Jeśli jestem generałem, nie mam im wiele do powiedzenia. O czym tu mówić, kiedy sytuacja jest jasna: brakuje miejsca. Po co przedłużać niepotrzebną mękę żołądków, upominających się o swoje wątpliwe prawa, zbyteczny wysiłek płuc, zużywających nienależne im powietrze, daremne bicie serc, pełnych próżnego żalu. Po co przyzwalać na istnienie, które nie służy żadnemu godnemu celowi, a tylko hołduje nieładowi przemiany materii, nieustannemu krążeniu nadziei i rozpaczy, i pod żadnym względem, przenośnym ani dosłownym, nie spełnia wymogów schludności. Generał spokojnie palił cygaro, które znalazł w kieszeni płaszcza. Nic się jeszcze nie zaczęło, gwardziści na razie dopiero zaczęli znosić łopaty i wiadra, pożyczone od dozorców. Całkiem nowy pomysł na przywrócenie ładu był prosty. Nie wymagał żadnych starań oprócz zatkania paru szybów wentylacyjnych.
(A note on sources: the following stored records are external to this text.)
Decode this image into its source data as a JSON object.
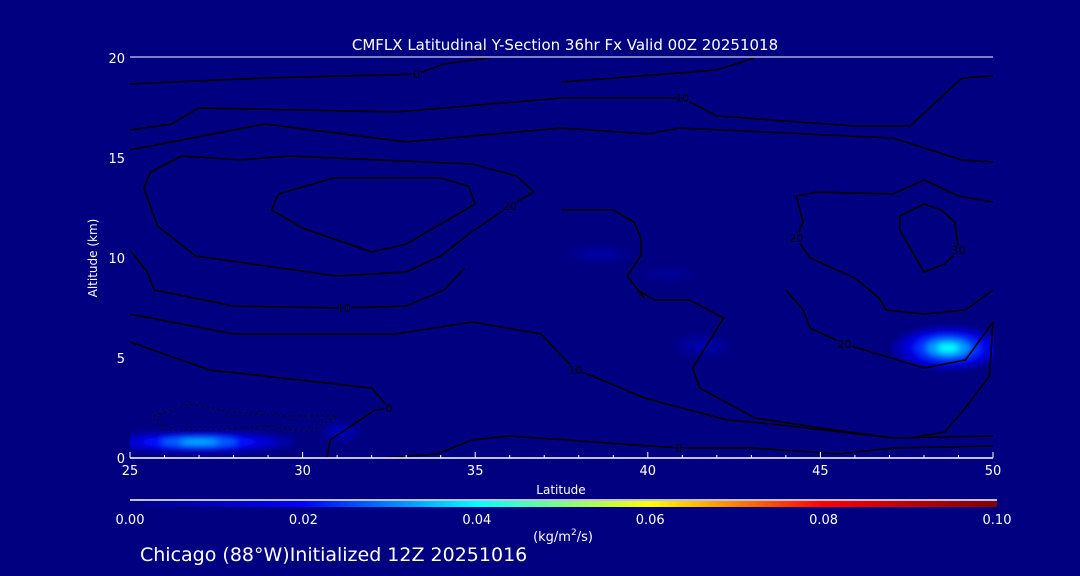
{
  "chart_data": {
    "type": "heatmap",
    "title": "CMFLX Latitudinal Y-Section 36hr  Fx Valid 00Z 20251018",
    "xlabel": "Latitude",
    "ylabel": "Altitude (km)",
    "xlim": [
      25,
      50
    ],
    "ylim": [
      0,
      20
    ],
    "xticks": [
      "25",
      "30",
      "35",
      "40",
      "45",
      "50"
    ],
    "yticks": [
      "0",
      "5",
      "10",
      "15",
      "20"
    ],
    "colorbar": {
      "range": [
        0.0,
        0.1
      ],
      "ticks": [
        "0.00",
        "0.02",
        "0.04",
        "0.06",
        "0.08",
        "0.10"
      ],
      "units_prefix": "(kg/m",
      "units_sup": "2",
      "units_suffix": "/s)",
      "colors": [
        "#000080",
        "#0000ff",
        "#00ffff",
        "#ffff00",
        "#ff0000",
        "#800000"
      ]
    },
    "filled_maxima": [
      {
        "lat": 27.0,
        "alt": 0.8,
        "value": 0.035,
        "lat_spread": 2.8,
        "alt_spread": 0.55
      },
      {
        "lat": 31.1,
        "alt": 1.3,
        "value": 0.012,
        "lat_spread": 0.6,
        "alt_spread": 0.5
      },
      {
        "lat": 48.7,
        "alt": 5.5,
        "value": 0.04,
        "lat_spread": 1.6,
        "alt_spread": 1.1
      },
      {
        "lat": 38.6,
        "alt": 10.2,
        "value": 0.006,
        "lat_spread": 1.0,
        "alt_spread": 0.5
      },
      {
        "lat": 40.6,
        "alt": 9.2,
        "value": 0.004,
        "lat_spread": 0.9,
        "alt_spread": 0.45
      },
      {
        "lat": 41.6,
        "alt": 5.6,
        "value": 0.008,
        "lat_spread": 0.9,
        "alt_spread": 0.6
      }
    ],
    "contours": [
      {
        "label": "0",
        "dashed": false,
        "points": [
          [
            25,
            18.7
          ],
          [
            28.9,
            19.0
          ],
          [
            33.3,
            19.2
          ],
          [
            34.1,
            19.7
          ],
          [
            35.4,
            20.0
          ]
        ]
      },
      {
        "label": "",
        "dashed": false,
        "points": [
          [
            37.5,
            18.8
          ],
          [
            42.0,
            19.4
          ],
          [
            43.1,
            20.0
          ]
        ]
      },
      {
        "label": "10",
        "dashed": false,
        "points": [
          [
            25,
            16.4
          ],
          [
            26.2,
            16.7
          ],
          [
            27.0,
            17.5
          ],
          [
            32.7,
            17.3
          ],
          [
            37.5,
            18.0
          ],
          [
            39.0,
            18.0
          ],
          [
            41.0,
            18.0
          ],
          [
            42.0,
            17.1
          ],
          [
            46.0,
            16.6
          ],
          [
            47.6,
            16.6
          ],
          [
            48.6,
            18.2
          ],
          [
            49.1,
            19.0
          ],
          [
            50,
            19.1
          ]
        ]
      },
      {
        "label": "",
        "dashed": false,
        "points": [
          [
            25,
            15.4
          ],
          [
            28.9,
            16.7
          ],
          [
            33.0,
            15.8
          ],
          [
            37.5,
            16.5
          ],
          [
            40.0,
            16.2
          ],
          [
            40.9,
            16.5
          ],
          [
            47.1,
            16.0
          ],
          [
            49.1,
            14.9
          ],
          [
            50,
            14.8
          ]
        ]
      },
      {
        "label": "20",
        "dashed": false,
        "points": [
          [
            25.4,
            13.5
          ],
          [
            25.6,
            14.3
          ],
          [
            26.5,
            15.1
          ],
          [
            28.2,
            14.9
          ],
          [
            29.6,
            15.1
          ],
          [
            34.9,
            14.7
          ],
          [
            36.2,
            14.1
          ],
          [
            36.7,
            13.3
          ],
          [
            36.0,
            12.6
          ],
          [
            34.9,
            11.3
          ],
          [
            34.0,
            10.1
          ],
          [
            33.0,
            9.3
          ],
          [
            31.0,
            9.1
          ],
          [
            26.9,
            10.1
          ],
          [
            25.8,
            11.6
          ],
          [
            25.4,
            13.5
          ]
        ]
      },
      {
        "label": "",
        "dashed": false,
        "points": [
          [
            29.3,
            13.2
          ],
          [
            30.9,
            14.0
          ],
          [
            34.0,
            14.0
          ],
          [
            34.8,
            13.6
          ],
          [
            35.0,
            12.7
          ],
          [
            33.0,
            10.7
          ],
          [
            32.0,
            10.3
          ],
          [
            30.0,
            11.5
          ],
          [
            29.1,
            12.4
          ],
          [
            29.3,
            13.2
          ]
        ]
      },
      {
        "label": "30",
        "dashed": false,
        "points": [
          [
            47.3,
            12.1
          ],
          [
            48.0,
            12.7
          ],
          [
            48.5,
            12.4
          ],
          [
            48.9,
            11.8
          ],
          [
            49.0,
            10.4
          ],
          [
            48.6,
            9.7
          ],
          [
            48.0,
            9.3
          ],
          [
            47.3,
            11.4
          ],
          [
            47.3,
            12.1
          ]
        ]
      },
      {
        "label": "20",
        "dashed": false,
        "points": [
          [
            50,
            12.8
          ],
          [
            49.0,
            13.1
          ],
          [
            48.0,
            13.9
          ],
          [
            47.1,
            13.2
          ],
          [
            44.9,
            13.3
          ],
          [
            44.3,
            13.1
          ],
          [
            44.5,
            11.8
          ],
          [
            44.3,
            11.0
          ],
          [
            44.7,
            10.0
          ],
          [
            46.0,
            9.0
          ],
          [
            46.7,
            8.0
          ],
          [
            46.9,
            7.4
          ],
          [
            48.0,
            7.2
          ],
          [
            49.2,
            7.4
          ],
          [
            50,
            8.4
          ]
        ]
      },
      {
        "label": "20",
        "dashed": false,
        "points": [
          [
            44.0,
            8.4
          ],
          [
            44.5,
            7.4
          ],
          [
            44.7,
            6.5
          ],
          [
            45.7,
            5.7
          ],
          [
            48.0,
            4.5
          ],
          [
            49.2,
            4.9
          ],
          [
            50,
            6.8
          ]
        ]
      },
      {
        "label": "10",
        "dashed": false,
        "points": [
          [
            25,
            10.4
          ],
          [
            25.5,
            9.3
          ],
          [
            25.7,
            8.4
          ],
          [
            28.0,
            7.6
          ],
          [
            31.2,
            7.5
          ],
          [
            33.0,
            7.6
          ],
          [
            34.1,
            8.4
          ],
          [
            34.7,
            9.5
          ]
        ]
      },
      {
        "label": "10",
        "dashed": false,
        "points": [
          [
            25,
            7.2
          ],
          [
            28.0,
            6.2
          ],
          [
            30.0,
            6.2
          ],
          [
            32.7,
            6.2
          ],
          [
            34.9,
            6.8
          ],
          [
            36.9,
            6.2
          ],
          [
            37.9,
            4.4
          ],
          [
            38.4,
            4.1
          ],
          [
            39.9,
            3.0
          ],
          [
            42.3,
            1.9
          ],
          [
            43.6,
            1.7
          ],
          [
            47.1,
            1.0
          ],
          [
            50,
            1.1
          ]
        ]
      },
      {
        "label": "",
        "dashed": false,
        "points": [
          [
            37.5,
            12.4
          ],
          [
            39.0,
            12.4
          ],
          [
            39.6,
            11.8
          ],
          [
            39.8,
            11.0
          ],
          [
            39.8,
            10.1
          ],
          [
            39.4,
            9.1
          ],
          [
            39.9,
            8.0
          ],
          [
            39.7,
            8.4
          ],
          [
            40.2,
            7.9
          ],
          [
            41.2,
            7.9
          ],
          [
            42.2,
            7.0
          ],
          [
            41.3,
            4.5
          ],
          [
            41.5,
            3.5
          ],
          [
            43.1,
            2.0
          ],
          [
            45.4,
            1.4
          ],
          [
            47.1,
            1.0
          ]
        ]
      },
      {
        "label": "",
        "dashed": false,
        "points": [
          [
            50,
            6.8
          ],
          [
            49.9,
            4.1
          ],
          [
            49.2,
            2.5
          ],
          [
            48.6,
            1.3
          ],
          [
            47.6,
            1.0
          ]
        ]
      },
      {
        "label": "0",
        "dashed": false,
        "points": [
          [
            25,
            5.8
          ],
          [
            27.3,
            4.4
          ],
          [
            32.0,
            3.5
          ],
          [
            32.5,
            2.5
          ],
          [
            32.1,
            2.4
          ],
          [
            30.8,
            0.9
          ],
          [
            30.7,
            0.0
          ]
        ]
      },
      {
        "label": "0",
        "dashed": false,
        "points": [
          [
            32.3,
            0.0
          ],
          [
            33.9,
            0.2
          ],
          [
            34.9,
            0.9
          ],
          [
            36.0,
            1.1
          ],
          [
            40.9,
            0.5
          ],
          [
            43.0,
            0.5
          ],
          [
            45.5,
            0.2
          ],
          [
            47.1,
            0.5
          ],
          [
            50,
            0.6
          ]
        ]
      },
      {
        "label": "",
        "dashed": true,
        "points": [
          [
            25.7,
            2.1
          ],
          [
            26.7,
            2.7
          ],
          [
            28.0,
            2.3
          ],
          [
            29.5,
            2.1
          ],
          [
            31.0,
            2.1
          ],
          [
            30.2,
            1.3
          ],
          [
            29.0,
            1.6
          ],
          [
            27.5,
            1.4
          ],
          [
            26.0,
            1.4
          ],
          [
            25.7,
            2.1
          ]
        ]
      }
    ]
  },
  "footer": {
    "location": "Chicago (88°W)Initialized 12Z 20251016"
  }
}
Czyż użycie wapna nie byłoby potem jak najbardziej wskazane? Plamę skłębionego sukna we wszystkich możliwych odcieniach czerni i granatu pochłonie brudna biel, a potem sama wsiąknie w ciemność. Tu i ówdzie błysną klucze od mieszkania, które wypadły z czyjejś kieszeni, albo fiolka z lekarstwem na serce, już niepotrzebna. Czerń i granat są bezbronne w obliczu wapiennej szarości, w której przyjdzie im się rozpłynąć. Między warstwami żrącej mazi ciała zmuszone są całkiem się wyrzec przestrzeni życiowej. Tam staje się jasne, że życie to żart, a śmierć nic nie znaczy. Duże liczby dodają jej lekkości. Na generale liczby nie robią wrażenia, bo zna swoją powinność. Poczucie odpowiedzialności wymusza skrajne środki. Uchodźcy to sprawa osobna. Umrą i o wszystkim zapomną. Razem z nimi znikną ich cierpienia. Żaden resentyment nie zatruje przyszłości. Odchodząc, zabiorą ze sobą swoje niewyważone opinie o tym, co ich spotkało, nieżyczliwe dla tych, którzy zostali, przesiąknięte bolesnym rozczarowaniem. Zabiorą żal po stratach, których wyrównania mogliby się domagać, zapominając, że nikt nie jest za nie odpowiedzialny. Bez nich świat będzie lepszy: oczyszczony z nalotu krzywd i rozrachunków, z przygnębiających zaszłości i zastarzałych zgryzot, przez krótką chwilę, być może, nawet zdolny do współczucia. Bliski krótkotrwałej doskonałości, całkiem jak nowy.